CHIESA DI COMPAGNIA- Davanti alla globalizzazione e i suoi miti, dice Francesco, “Serve una Chiesa in grado di far compagnia, di andare al di là del semplice ascolto; una Chiesa che accompagna il cammino mettendosi in cammino con la gente; una Chiesa capace di decifrare la notte contenuta nella fuga di tanti fratelli e sorelle da Gerusalemme; una Chiesa che si renda conto di come le ragioni per le quali c’è gente che si allontana contengono già in se stesse anche le ragioni per un possibile ritorno, ma è necessario saper leggere il tutto con coraggio. (…) Vorrei che ci domandassimo tutti, oggi: siamo ancora una Chiesa capace di riscaldare il cuore? Una Chiesa capace di ricondurre a Gerusalemme? Di riaccompagnare a casa? In Gerusalemme abitano le nostre sorgenti: Scrittura, Catechesi, Sacramenti, Comunità, amicizia del Signore, Maria e gli Apostoli... Siamo ancora in grado di raccontare queste fonti così da risvegliare l’incanto per la loro bellezza?”.

VIVERE CON LENTEZZA- Il Papa osserva che: “La ricerca di ciò che è sempre più veloce attira l’uomo d’oggi: Internet veloce, auto veloci, aerei veloci, rapporti veloci... E tuttavia si avverte una disperata necessità di calma, vorrei dire di lentezza. La Chiesa, sa ancora essere lenta: nel tempo, per ascoltare, nella pazienza, per ricucire e ricomporre? O anche la Chiesa è ormai travolta della frenesia dell’efficienza? Recuperiamo, cari Fratelli, la calma di saper accordare il passo con le possibilità dei pellegrini, con i loro ritmi di cammino, la capacità di essere sempre vicini per consentire loro di aprire un varco nel disincanto che c’è nei cuori, così da potervi entrare. (...). Serve una Chiesa che torni a portare calore, ad accendere il cuore. Serve una Chiesa capace ancora di ridare cittadinanza a tanti dei suoi figli che camminano come in un esodo”.

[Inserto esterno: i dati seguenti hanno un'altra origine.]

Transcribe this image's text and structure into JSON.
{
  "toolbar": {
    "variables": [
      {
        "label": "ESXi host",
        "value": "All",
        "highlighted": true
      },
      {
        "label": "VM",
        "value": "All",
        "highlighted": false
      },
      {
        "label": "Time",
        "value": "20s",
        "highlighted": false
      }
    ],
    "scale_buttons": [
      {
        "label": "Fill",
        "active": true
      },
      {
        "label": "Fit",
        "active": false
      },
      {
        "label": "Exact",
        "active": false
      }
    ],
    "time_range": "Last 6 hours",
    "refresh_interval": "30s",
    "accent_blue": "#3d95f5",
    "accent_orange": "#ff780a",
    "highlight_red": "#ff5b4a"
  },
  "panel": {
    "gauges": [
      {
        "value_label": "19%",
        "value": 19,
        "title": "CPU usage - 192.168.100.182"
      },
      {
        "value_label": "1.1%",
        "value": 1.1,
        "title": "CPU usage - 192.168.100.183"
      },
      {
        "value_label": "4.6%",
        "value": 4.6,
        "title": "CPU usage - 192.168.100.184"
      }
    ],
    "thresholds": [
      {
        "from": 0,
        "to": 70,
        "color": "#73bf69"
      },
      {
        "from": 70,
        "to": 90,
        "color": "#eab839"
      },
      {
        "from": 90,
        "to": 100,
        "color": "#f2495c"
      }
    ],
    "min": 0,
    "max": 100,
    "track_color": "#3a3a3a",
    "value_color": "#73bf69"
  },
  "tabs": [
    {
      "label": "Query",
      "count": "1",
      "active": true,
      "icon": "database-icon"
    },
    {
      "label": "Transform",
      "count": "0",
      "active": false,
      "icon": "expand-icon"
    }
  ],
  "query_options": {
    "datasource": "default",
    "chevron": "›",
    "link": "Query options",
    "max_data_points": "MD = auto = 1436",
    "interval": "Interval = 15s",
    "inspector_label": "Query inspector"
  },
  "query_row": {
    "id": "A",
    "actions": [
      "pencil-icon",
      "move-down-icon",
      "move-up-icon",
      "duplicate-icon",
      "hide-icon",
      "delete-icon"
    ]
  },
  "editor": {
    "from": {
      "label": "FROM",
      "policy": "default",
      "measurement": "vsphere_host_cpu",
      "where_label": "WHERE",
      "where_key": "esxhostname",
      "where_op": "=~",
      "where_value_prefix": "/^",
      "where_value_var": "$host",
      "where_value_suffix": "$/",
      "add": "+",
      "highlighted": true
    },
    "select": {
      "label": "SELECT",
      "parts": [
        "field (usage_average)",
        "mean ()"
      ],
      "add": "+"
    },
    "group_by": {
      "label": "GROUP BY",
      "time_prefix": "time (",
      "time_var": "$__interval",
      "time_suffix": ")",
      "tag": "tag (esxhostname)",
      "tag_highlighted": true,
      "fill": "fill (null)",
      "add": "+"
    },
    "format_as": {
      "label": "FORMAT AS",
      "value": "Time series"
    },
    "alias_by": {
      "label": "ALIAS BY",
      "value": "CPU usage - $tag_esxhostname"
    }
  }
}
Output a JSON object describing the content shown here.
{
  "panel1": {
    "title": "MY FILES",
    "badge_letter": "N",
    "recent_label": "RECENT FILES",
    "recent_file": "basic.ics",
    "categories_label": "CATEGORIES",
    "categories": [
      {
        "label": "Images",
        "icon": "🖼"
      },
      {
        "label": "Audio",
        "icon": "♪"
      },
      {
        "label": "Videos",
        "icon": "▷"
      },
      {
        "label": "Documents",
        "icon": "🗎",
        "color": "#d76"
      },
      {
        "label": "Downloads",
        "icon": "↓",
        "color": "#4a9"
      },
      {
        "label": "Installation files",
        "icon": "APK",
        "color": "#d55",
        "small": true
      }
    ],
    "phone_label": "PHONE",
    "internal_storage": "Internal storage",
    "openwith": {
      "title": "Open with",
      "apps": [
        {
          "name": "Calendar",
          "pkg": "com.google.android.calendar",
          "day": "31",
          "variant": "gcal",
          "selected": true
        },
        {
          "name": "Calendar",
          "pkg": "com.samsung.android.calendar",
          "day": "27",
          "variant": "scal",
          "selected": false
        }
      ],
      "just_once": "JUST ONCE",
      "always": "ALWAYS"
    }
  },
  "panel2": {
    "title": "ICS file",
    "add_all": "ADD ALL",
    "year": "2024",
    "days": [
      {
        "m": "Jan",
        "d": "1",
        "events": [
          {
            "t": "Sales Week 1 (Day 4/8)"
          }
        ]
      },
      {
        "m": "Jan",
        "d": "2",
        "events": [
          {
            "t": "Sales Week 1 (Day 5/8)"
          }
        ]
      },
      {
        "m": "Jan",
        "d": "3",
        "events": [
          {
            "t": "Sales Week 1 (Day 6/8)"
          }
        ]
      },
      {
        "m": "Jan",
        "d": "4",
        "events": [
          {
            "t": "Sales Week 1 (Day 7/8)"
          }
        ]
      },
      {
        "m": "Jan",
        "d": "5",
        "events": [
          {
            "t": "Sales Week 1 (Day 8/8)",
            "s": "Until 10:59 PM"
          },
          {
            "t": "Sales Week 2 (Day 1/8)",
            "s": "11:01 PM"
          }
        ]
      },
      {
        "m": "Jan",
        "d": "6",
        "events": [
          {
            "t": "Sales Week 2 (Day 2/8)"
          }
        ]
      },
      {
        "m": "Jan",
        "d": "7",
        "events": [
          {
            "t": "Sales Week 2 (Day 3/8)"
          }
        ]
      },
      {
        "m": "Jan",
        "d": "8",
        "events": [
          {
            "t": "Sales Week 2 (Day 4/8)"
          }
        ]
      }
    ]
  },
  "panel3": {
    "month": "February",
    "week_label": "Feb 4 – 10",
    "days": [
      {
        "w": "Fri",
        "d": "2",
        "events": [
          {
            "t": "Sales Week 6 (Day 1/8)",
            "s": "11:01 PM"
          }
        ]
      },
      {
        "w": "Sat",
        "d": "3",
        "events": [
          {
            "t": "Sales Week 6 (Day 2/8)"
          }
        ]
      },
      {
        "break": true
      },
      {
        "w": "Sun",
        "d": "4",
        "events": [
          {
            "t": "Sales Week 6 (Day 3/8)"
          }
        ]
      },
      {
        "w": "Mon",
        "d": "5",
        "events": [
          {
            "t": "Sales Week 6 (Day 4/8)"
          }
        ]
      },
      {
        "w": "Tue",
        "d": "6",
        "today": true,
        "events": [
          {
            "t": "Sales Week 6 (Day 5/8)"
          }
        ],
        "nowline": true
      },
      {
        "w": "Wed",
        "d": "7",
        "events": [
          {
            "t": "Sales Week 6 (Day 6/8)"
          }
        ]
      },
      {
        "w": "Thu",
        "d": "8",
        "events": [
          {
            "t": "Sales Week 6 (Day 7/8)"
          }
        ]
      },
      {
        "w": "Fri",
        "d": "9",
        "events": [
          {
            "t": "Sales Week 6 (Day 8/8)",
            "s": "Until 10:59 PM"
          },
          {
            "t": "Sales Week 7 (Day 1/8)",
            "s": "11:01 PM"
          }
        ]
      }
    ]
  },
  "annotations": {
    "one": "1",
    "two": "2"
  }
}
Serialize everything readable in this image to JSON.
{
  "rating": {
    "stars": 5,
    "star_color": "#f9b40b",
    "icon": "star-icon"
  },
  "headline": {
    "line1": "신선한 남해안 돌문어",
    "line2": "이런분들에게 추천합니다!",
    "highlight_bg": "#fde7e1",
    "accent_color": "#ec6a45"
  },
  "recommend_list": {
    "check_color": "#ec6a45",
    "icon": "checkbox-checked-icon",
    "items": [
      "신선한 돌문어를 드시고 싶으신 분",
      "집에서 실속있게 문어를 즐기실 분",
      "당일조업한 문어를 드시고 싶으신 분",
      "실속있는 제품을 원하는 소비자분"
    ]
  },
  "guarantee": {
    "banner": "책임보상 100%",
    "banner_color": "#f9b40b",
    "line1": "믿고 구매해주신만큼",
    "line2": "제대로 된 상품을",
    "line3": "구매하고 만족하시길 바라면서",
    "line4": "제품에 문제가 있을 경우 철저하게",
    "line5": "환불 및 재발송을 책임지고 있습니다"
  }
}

PAPATO E COLLEGIALITÀ- Per finire. Il Papa ha chiesto ai vescovi brasiliani di puntare sulla collegialità. È un evidente prefigurazione della riforma della Curia che il Pontefice si appresta a compiere. Da Rio il Papa torna evidentemente con le pile cariche e pronto a svolgere ancora più accuratamente la sua missione pastorale. Che la Chiesa latinoamericana sia viva, è quantomai evidente: in Italia non si vedrebbero mai vescovi e monsignori ballare sul palco al ritmo della dance come abbiamo visto nei giorni di Rio. C'è un senso di vitalità – e una testimonianza molto forte – che Bergoglio ha offerto in questo modo al mondo, e ovviamente al mondo cattolico. Ed è anche ipotizzabile che la prossima GMG di Cracovia 2016 sarà leggermente diversa.